Quel était votre objectif premier en rédigeant ce texte ?

Il y avait d’abord plusieurs occasions. C’est vrai que tous les ans, le pape Benoit XVI a voulu instituer une journée mondiale de prière pour la sanctification des prêtres, et c’est la fête du Sacré Cœur. Je pense qu’il était important de le rappeler (cf edito mois de juin).

Et puis, une autre occasion s’est présentée : la magnifique exhortation apostolique Gaudete et exultate (Soyez dans l’allégresse et dans la joie). C’est un refrain qui revient toujours dans la bouche du pape François : la joie de l’évangile, la joie de l’amour, Soyez dans la joie et l’allégresse.
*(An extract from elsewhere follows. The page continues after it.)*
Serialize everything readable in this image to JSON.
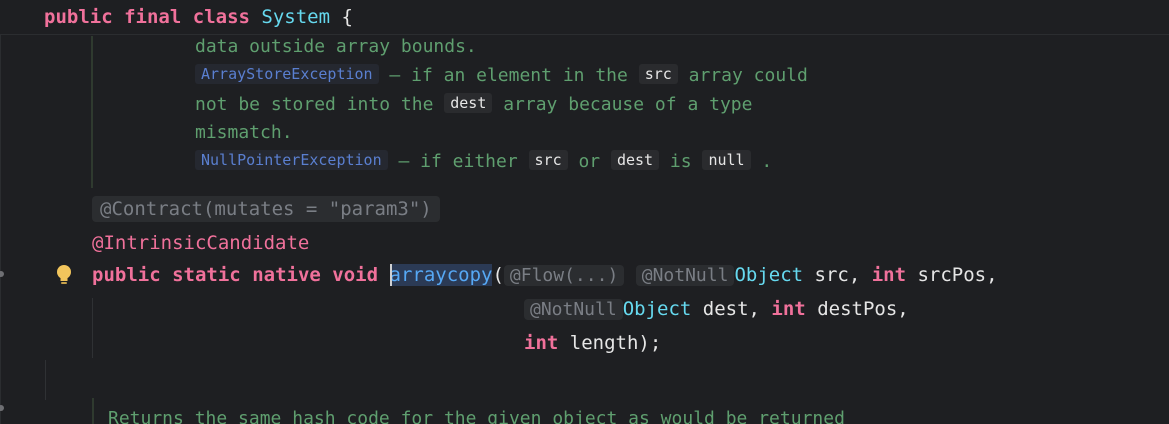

C’était donc l’occasion aussi de les [les prêtres, NDLR] inviter à lire, à méditer, à prêcher sur cette exhortation apostolique, c’est-à-dire l’appel du Christ à la sainteté, la vocation du baptisé à la sainteté. C’est la vocation du prêtre, bien évidemment. Il faut aussi les inviter à accompagner une communauté, le peuple de Dieu sur ce chemin vers la sainteté.

Dans cette lettre aux prêtres, il est question des souffrances. Quelles sont les souffrances ou les déceptions auxquels les prêtres sont confrontés aujourd’hui ?

Je rejoins les prêtres dans la difficulté du ministère de prêtre aujourd’hui. Une des grandes difficultés, c’est ce que j’appelle les méfaits du service public : on vient demander un sacrement mais il n’y a pas d’engagement à une vie chrétienne. Il y a sans doute au fond de l’âme quelque chose de cette vie chrétienne, mais elle ne s’exprime pas. Et donc, célébrer des baptêmes, des mariages, des obsèques n’édifie pas l’Église, le projet de Dieu de créer une famille.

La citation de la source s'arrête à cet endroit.